Abstract
In this work, we implement music production for silent film clips using LLM-driven method.
Given the strong professional demands of film music production, we propose the FilmComposer, simulating the actual workflows of professional musicians.
FilmComposer is the first to combine large generative models with a multi-agent approach, leveraging the advantages of both waveform music and symbolic music generation.
Additionally, FilmComposer is the first to focus on the three core elements of music production for film—audio quality, musicality, and musical development—and introduces various controls, such as rhythm, semantics, and visuals, to enhance these key aspects.
Specifically, FilmComposer consists of the visual processing module, rhythm-controllable MusicGen, and multi-agent assessment, arrangement and mix.
In addition, our framework can seamlessly integrate into the actual music production pipeline and allows user intervention in every step, providing strong interactivity and a high degree of creative freedom.

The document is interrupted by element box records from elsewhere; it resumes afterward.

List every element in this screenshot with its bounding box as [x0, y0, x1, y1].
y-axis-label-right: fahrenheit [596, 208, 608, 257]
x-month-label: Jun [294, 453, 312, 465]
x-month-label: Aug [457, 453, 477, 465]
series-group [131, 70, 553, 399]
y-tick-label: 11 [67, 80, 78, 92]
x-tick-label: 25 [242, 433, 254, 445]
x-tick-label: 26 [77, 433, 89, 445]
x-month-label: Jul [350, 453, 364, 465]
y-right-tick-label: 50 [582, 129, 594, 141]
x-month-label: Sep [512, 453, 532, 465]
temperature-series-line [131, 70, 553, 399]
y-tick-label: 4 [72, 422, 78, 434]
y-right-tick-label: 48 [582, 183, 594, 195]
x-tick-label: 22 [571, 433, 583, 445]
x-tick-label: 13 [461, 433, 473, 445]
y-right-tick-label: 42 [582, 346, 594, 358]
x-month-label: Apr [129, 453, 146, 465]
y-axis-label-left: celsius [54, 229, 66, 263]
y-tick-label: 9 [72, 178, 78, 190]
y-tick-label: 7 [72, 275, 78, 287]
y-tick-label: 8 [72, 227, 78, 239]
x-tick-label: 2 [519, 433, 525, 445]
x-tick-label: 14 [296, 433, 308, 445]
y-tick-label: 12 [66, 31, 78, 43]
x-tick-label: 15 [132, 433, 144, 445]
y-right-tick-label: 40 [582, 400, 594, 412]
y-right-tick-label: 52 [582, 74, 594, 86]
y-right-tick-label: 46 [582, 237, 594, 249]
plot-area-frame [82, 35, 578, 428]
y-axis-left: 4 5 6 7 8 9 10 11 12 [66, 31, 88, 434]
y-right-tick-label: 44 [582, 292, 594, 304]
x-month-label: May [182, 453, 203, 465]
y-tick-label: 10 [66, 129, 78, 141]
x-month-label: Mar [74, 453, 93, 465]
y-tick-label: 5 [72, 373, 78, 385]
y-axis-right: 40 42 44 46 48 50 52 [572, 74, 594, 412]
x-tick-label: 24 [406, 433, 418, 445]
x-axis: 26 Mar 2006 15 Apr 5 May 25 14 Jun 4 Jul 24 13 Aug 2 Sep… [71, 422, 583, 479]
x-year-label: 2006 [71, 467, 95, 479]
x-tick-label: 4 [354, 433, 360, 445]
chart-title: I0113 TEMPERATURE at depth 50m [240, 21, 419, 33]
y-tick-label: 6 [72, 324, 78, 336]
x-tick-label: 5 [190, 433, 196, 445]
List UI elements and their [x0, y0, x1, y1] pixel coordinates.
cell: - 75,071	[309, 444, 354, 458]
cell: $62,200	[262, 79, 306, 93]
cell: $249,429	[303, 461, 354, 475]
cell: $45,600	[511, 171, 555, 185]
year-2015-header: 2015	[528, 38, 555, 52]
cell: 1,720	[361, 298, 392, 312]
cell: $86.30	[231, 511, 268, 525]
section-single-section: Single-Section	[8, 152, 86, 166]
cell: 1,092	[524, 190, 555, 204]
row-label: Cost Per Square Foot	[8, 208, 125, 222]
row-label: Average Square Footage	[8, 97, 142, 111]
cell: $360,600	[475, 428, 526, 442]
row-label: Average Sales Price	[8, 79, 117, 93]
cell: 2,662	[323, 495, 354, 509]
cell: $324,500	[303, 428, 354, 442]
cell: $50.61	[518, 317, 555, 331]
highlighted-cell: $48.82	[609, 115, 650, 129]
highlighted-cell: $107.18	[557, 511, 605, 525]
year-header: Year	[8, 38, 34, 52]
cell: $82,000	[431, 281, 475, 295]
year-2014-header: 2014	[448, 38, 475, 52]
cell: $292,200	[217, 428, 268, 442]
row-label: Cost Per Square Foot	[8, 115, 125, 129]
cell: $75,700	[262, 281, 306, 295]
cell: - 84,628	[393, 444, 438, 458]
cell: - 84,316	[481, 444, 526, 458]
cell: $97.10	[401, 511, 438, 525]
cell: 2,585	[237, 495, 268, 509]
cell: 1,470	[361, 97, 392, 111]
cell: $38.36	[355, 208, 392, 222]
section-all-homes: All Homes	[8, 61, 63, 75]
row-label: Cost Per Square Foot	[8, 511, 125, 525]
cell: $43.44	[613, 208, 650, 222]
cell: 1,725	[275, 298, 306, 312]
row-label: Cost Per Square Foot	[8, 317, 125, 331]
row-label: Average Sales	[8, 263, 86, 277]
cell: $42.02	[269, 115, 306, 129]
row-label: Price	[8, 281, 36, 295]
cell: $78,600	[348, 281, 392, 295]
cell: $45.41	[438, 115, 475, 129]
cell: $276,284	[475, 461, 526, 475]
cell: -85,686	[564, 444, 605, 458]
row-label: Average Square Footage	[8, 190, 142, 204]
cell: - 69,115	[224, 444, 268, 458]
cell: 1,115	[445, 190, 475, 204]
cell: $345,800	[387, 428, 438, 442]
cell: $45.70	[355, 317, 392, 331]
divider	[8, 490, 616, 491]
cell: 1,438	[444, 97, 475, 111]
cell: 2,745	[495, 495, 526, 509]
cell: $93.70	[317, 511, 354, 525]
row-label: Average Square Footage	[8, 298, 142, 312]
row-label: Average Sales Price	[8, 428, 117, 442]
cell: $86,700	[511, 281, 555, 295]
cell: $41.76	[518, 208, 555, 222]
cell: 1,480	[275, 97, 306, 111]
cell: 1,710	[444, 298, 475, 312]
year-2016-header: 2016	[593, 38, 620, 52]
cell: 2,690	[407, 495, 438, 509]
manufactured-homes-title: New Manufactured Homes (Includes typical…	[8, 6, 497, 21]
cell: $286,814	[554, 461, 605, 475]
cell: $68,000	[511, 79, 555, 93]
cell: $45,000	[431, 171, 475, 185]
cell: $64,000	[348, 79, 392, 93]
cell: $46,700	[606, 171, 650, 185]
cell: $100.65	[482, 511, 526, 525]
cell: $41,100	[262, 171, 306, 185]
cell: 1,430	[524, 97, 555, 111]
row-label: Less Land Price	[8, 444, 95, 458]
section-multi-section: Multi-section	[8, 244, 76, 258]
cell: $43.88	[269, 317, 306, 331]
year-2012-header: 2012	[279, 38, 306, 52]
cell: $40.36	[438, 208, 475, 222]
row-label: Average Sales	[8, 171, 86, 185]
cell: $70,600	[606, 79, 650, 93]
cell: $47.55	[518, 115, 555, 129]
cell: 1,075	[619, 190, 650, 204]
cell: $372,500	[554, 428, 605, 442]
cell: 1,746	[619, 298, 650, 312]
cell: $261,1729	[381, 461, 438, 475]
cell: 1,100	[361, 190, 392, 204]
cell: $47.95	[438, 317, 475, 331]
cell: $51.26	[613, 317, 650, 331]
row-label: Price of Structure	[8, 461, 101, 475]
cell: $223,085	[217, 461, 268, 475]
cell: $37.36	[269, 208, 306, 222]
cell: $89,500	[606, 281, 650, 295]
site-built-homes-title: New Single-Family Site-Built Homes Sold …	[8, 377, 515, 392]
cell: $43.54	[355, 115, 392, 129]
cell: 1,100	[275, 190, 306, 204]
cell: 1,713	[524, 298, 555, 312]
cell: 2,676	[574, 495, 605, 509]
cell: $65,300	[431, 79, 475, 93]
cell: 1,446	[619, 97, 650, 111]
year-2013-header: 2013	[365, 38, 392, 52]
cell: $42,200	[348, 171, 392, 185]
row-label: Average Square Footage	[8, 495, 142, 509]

Furthermore, we propose MusicPro-7k which includes 7,418 film clips, music, description, rhythm spots and main melody, considering the lack of a professional and high-quality film music dataset.
Finally, both the standard metrics and the new specialized metrics we propose demonstrate that the music generated by our model achieves state-of-the-art performance in terms of quality, consistency with video, diversity, musicality, and musical development.